ロシアでのISS長期滞在訓練
国際宇宙ステーション(ISS)の第28次/第29次長期滞在クルーである古川宇宙飛行士は、ロシアのガガーリン宇宙飛行士訓練センター(Gagarin Cosmonaut Training Center: GCTC)にて、ソユーズ宇宙船とISSのロシアモジュールに関わる訓練を行いました。
古川宇宙飛行士は、ISSへの接近時や地上への帰還時に、ソユーズ宇宙船を手動で操縦する方法をシミュレータを使用して確認しました。そのほか、ISSのロシアモジュールで火災や急減圧などの緊急事態が起きた際の対応手順や、緊急時にソユーズ宇宙船で脱出する手順について訓練を行いました。また、新型のソユーズ宇宙船の姿勢制御システムと帰還制御システムについても訓練を行いました。
第32次/第33次長期滞在クルーの星出宇宙飛行士は、ロシアでの訓練およびISS長期滞在中にロシア語で円滑にコミュニケーションが取れるよう、ロシア語能力の向上を目的とし、モスクワで没入型ロシア語訓練を行いました。
宇宙飛行士候補者訓練
油井、大西、金井宇宙飛行士候補者は、NASAジョンソン宇宙センター(JSC)を中心に米国での宇宙飛行士候補者訓練を継続しています。
3人は、各々のスケジュールに沿って国際宇宙ステーション(ISS)のシステムと、船外活動に重点を置き訓練を実施しました。
油井宇宙飛行士候補者は、ISSの熱制御システムの構成や生命維持システムのメンテナンス方法について学んだほか、これまでの訓練で得た姿勢制御システムの知識を確認するための試験を行いました。
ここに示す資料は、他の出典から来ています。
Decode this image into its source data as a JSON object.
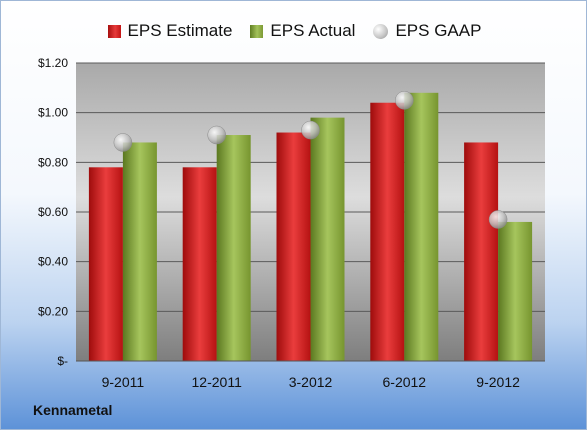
{
  "legend": {
    "estimate": "EPS Estimate",
    "actual": "EPS Actual",
    "gaap": "EPS GAAP"
  },
  "company": "Kennametal",
  "colors": {
    "estimate": "#d42020",
    "actual": "#8fae45",
    "gaap": "#b5b5b5"
  },
  "chart_data": {
    "type": "bar",
    "categories": [
      "9-2011",
      "12-2011",
      "3-2012",
      "6-2012",
      "9-2012"
    ],
    "series": [
      {
        "name": "EPS Estimate",
        "values": [
          0.78,
          0.78,
          0.92,
          1.04,
          0.88
        ],
        "mark": "bar"
      },
      {
        "name": "EPS Actual",
        "values": [
          0.88,
          0.91,
          0.98,
          1.08,
          0.56
        ],
        "mark": "bar"
      },
      {
        "name": "EPS GAAP",
        "values": [
          0.88,
          0.91,
          0.93,
          1.05,
          0.57
        ],
        "mark": "point"
      }
    ],
    "ylim": [
      0,
      1.2
    ],
    "yticks": [
      {
        "value": 0,
        "label": "$-"
      },
      {
        "value": 0.2,
        "label": "$0.20"
      },
      {
        "value": 0.4,
        "label": "$0.40"
      },
      {
        "value": 0.6,
        "label": "$0.60"
      },
      {
        "value": 0.8,
        "label": "$0.80"
      },
      {
        "value": 1.0,
        "label": "$1.00"
      },
      {
        "value": 1.2,
        "label": "$1.20"
      }
    ],
    "grid": true,
    "legend_position": "top"
  }
}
そのほかに、ISSのシステムに異常が発生した際の対応手順や、緊急事態発生時の対処方法の基本的な考え方を学びました。また、宇宙ステーション補給機(H-II Transfer Vehicle: HTV)などの補給機がISSにドッキングする際にISS長期滞在クルーが行う作業について講義を受けたほか、シミュレーションによる実習を行いました。船外活動に関わる訓練では、無重量環境訓練施設(Neutral Buoyancy Laboratory: NBL)のプールを使用した船外活動訓練のほか、「クエスト」(エアロック)のモックアップ(実物大の訓練施設)を使用してキャンプアウトの手順を確認しました。
NBLで船外活動訓練を行う大西宇宙飛行士候補者(出典:JAXA/NASA)
大西宇宙飛行士候補者は、船外活動に関わる訓練を中心に行い、訓練用の船外活動ユニット(Extravehicular Mobility Unit: EMU)を着用して初めてNBLのプールで船外活動訓練を行ったほか、EMUの生命維持システムとセルフレスキュー用推進装置(Simplified Aid For EVA Rescue: SAFER)の概要や使い方、エアロックの概要や機器の使用方法について学びました。
金井宇宙飛行士候補者は、ISSのモックアップを使用して、ISS船内でのケーブル接続方法など、電力システムに関わる訓練を行ったほか、ISSの生活設備について学びました。そのほかに、太陽電池パドル回転機構(Solar Alpha Rotary Joint: SARJ)の操作方法や熱制御システムの概要について講義を受けました。また、地球観測の基礎を学ぶ目的で、ニューメキシコ州で行われた地質学の実地研修に参加しました。
3人は、ISS長期滞在を経験した宇宙飛行士から、長期滞在中に重要となるリーダシップやフォロワーシップについての講義も受けました。また、T-38ジェット練習機での飛行訓練と語学訓練も継続しています。
ISS長期滞在ミッション報告会
日比谷公会堂での報告会の様子(出典:JAXA)
野口宇宙飛行士は、8月5日に日比谷公会堂(東京都千代田区)にて、8月9日には茅ヶ崎市民文化会館(神奈川県茅ヶ崎市)にて、国際宇宙ステーション(ISS)長期滞在ミッションの報告会を行いました。
報告会では、第22次/第23次長期滞在クルーとしてISSで行った活動や、宇宙で見たこと、感じたことを、写真や映像を交えながら紹介しました。野口宇宙飛行士の出身地である茅ヶ崎市では、報告会の前に歓迎パレードが行われ、茅ヶ崎市民に温かく迎えられました。